Free phones, high wages fail to lure Bihar’s flood hit to PunjabOctober 4th, 2008 - 12:41 pm ICT by IANS
Supaul (Bihar), Oct 4 (IANS) In a bid to lure poor labourers from flood-hit Bihar to work on their fields, rich farmers of Punjab are offering free cell phones and other attractive incentives. But the offer has few takers.Farm labourers in Bihar’s flood- hit districts of Madhepura, Supaul, Saharsa, Araria and Purnea are starved of work, while farmers in Punjab have been facing a labour shortage for months. Hence the incentives.
“It is true. Farm labourers are being offered free cell phones and high wages this time to work in Punjab,” said Ramlakhan Sada, a Dalit farm labourer.

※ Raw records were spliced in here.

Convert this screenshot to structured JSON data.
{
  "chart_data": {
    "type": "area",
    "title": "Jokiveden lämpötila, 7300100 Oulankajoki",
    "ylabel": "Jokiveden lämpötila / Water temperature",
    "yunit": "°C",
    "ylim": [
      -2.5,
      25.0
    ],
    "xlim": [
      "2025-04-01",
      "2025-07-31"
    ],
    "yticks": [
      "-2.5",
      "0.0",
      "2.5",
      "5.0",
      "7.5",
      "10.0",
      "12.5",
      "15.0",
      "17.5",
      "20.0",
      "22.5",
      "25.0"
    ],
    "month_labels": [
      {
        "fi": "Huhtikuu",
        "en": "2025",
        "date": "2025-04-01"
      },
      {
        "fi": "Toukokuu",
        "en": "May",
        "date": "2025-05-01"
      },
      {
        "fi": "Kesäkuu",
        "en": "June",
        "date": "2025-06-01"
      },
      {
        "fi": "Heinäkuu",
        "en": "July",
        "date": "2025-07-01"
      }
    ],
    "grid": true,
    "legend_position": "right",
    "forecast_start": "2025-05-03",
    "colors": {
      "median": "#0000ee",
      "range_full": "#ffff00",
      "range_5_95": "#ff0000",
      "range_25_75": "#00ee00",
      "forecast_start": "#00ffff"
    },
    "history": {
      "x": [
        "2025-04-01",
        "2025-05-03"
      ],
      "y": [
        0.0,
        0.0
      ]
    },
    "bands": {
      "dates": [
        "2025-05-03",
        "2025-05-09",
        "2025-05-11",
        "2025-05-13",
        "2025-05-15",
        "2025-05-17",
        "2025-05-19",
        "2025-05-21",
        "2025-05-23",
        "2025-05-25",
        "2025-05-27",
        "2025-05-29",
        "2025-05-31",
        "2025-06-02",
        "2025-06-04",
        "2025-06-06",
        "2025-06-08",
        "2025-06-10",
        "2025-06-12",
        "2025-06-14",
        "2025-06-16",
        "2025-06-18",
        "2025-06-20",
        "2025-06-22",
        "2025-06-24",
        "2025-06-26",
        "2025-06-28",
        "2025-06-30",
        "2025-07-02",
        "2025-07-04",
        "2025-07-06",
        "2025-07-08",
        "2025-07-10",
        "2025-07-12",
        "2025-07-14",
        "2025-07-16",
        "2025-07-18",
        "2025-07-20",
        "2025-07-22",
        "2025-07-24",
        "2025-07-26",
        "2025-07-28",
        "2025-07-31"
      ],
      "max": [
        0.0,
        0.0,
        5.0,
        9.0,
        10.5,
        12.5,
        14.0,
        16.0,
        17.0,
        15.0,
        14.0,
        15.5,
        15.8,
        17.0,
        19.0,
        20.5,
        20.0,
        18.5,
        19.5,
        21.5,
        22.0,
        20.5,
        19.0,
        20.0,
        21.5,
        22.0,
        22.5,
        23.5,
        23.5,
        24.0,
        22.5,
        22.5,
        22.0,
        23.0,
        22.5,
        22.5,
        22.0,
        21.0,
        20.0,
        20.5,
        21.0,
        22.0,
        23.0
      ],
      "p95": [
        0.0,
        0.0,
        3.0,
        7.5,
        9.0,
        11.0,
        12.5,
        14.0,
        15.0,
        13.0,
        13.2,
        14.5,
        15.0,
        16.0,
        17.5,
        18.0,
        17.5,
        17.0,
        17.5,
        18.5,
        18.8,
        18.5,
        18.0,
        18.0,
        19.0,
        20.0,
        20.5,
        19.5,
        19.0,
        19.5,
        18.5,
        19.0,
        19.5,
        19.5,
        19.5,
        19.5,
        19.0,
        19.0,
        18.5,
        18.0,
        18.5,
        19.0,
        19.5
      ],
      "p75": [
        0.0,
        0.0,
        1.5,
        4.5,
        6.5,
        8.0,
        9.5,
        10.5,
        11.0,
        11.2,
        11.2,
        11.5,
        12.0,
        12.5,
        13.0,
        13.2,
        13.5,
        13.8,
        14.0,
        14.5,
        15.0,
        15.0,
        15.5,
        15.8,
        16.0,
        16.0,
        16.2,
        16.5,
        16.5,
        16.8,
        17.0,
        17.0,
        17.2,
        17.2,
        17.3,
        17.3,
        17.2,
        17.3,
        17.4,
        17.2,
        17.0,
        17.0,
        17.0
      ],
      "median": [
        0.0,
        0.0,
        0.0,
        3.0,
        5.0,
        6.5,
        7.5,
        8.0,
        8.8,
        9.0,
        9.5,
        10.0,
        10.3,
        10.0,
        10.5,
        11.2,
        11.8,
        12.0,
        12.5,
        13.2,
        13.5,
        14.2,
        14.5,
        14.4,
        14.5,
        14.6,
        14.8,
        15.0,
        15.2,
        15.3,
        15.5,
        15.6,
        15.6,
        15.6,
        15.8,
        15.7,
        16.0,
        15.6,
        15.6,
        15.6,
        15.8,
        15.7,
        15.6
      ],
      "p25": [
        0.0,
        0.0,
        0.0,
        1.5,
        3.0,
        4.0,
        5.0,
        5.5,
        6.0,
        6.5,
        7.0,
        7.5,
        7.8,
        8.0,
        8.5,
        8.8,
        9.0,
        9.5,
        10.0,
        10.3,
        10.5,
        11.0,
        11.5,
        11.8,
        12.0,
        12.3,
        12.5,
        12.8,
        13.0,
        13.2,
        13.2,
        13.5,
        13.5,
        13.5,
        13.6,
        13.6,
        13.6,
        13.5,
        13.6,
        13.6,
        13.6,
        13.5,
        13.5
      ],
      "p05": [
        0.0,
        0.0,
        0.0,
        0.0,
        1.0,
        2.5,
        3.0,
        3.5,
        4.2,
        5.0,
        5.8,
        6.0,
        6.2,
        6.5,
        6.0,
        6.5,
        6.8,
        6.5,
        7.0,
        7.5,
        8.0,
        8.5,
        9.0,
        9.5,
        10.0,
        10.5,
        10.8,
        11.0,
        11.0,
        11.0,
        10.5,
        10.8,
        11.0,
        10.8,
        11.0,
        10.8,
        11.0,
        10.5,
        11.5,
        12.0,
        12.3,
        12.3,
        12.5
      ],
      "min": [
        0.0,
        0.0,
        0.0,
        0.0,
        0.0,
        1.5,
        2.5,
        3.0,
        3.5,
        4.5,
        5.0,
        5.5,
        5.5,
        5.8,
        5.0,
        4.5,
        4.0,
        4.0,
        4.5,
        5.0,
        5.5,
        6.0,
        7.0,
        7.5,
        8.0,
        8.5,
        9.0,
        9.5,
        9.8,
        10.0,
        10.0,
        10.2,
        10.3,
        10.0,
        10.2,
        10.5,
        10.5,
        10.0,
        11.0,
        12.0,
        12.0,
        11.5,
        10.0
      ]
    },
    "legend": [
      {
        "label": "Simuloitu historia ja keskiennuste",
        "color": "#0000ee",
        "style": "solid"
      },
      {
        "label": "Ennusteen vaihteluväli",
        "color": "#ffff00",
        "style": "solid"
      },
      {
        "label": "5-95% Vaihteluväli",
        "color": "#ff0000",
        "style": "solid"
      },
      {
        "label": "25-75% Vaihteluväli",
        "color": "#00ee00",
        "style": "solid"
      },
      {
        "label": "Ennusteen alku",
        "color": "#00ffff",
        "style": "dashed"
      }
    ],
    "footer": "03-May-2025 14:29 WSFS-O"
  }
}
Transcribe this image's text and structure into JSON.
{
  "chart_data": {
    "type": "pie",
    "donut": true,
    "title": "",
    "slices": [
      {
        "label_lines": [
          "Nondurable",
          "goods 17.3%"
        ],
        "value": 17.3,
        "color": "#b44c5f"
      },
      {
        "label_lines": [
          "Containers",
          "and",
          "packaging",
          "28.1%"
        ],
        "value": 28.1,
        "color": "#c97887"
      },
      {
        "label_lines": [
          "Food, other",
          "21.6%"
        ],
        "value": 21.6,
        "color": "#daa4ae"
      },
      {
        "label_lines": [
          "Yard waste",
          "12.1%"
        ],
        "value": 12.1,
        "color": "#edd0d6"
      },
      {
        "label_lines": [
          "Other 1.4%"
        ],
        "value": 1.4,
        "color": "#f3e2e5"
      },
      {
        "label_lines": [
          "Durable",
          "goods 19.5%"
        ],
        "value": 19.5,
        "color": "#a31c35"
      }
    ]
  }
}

Sada, along with several others in Saharsa, was offered the incentives, but he refused. “We cannot go to Punjab leaving the family back in distress after the flood devastated everything and we have been living in a relief camp,” Sada said.
Another farm labourer, Manohar Sahni, said: “The offer was attractive, but we cannot migrate to Punjab till our family is fully rehabilitated in the village. We are flood victims, the state and central governments are taking care of us, providing food in relief camps to survive . There is no question of going to Punjab, risking our families back home in flood-affected areas.”
Sanohar Yadav of Supaul district and his younger brother first accepted the job offers, but changed their minds later. “I was eager to go but fear of safety and survival of my family forced me not to go to Punjab despite the high wages,” he said.
NGO activist Ranjeev, working in flood-affected areas, said that most of the people living in relief camps or other temporary shelters are in no mood to migrate, leaving their families behind, till the situation returned to normal. “There will be slow migration once the Dussehra and Diwali fstival seasons are over,” he predicted.
Reports reaching here indicate that the labour shortage in Punjab farms is so acute that the farmers are camping at Ludhiana railway station, eager to hire labourers as soon as they get off the train. Their problem has been compounded because the farm labourers are often getting higher wages in factiories and construction sites.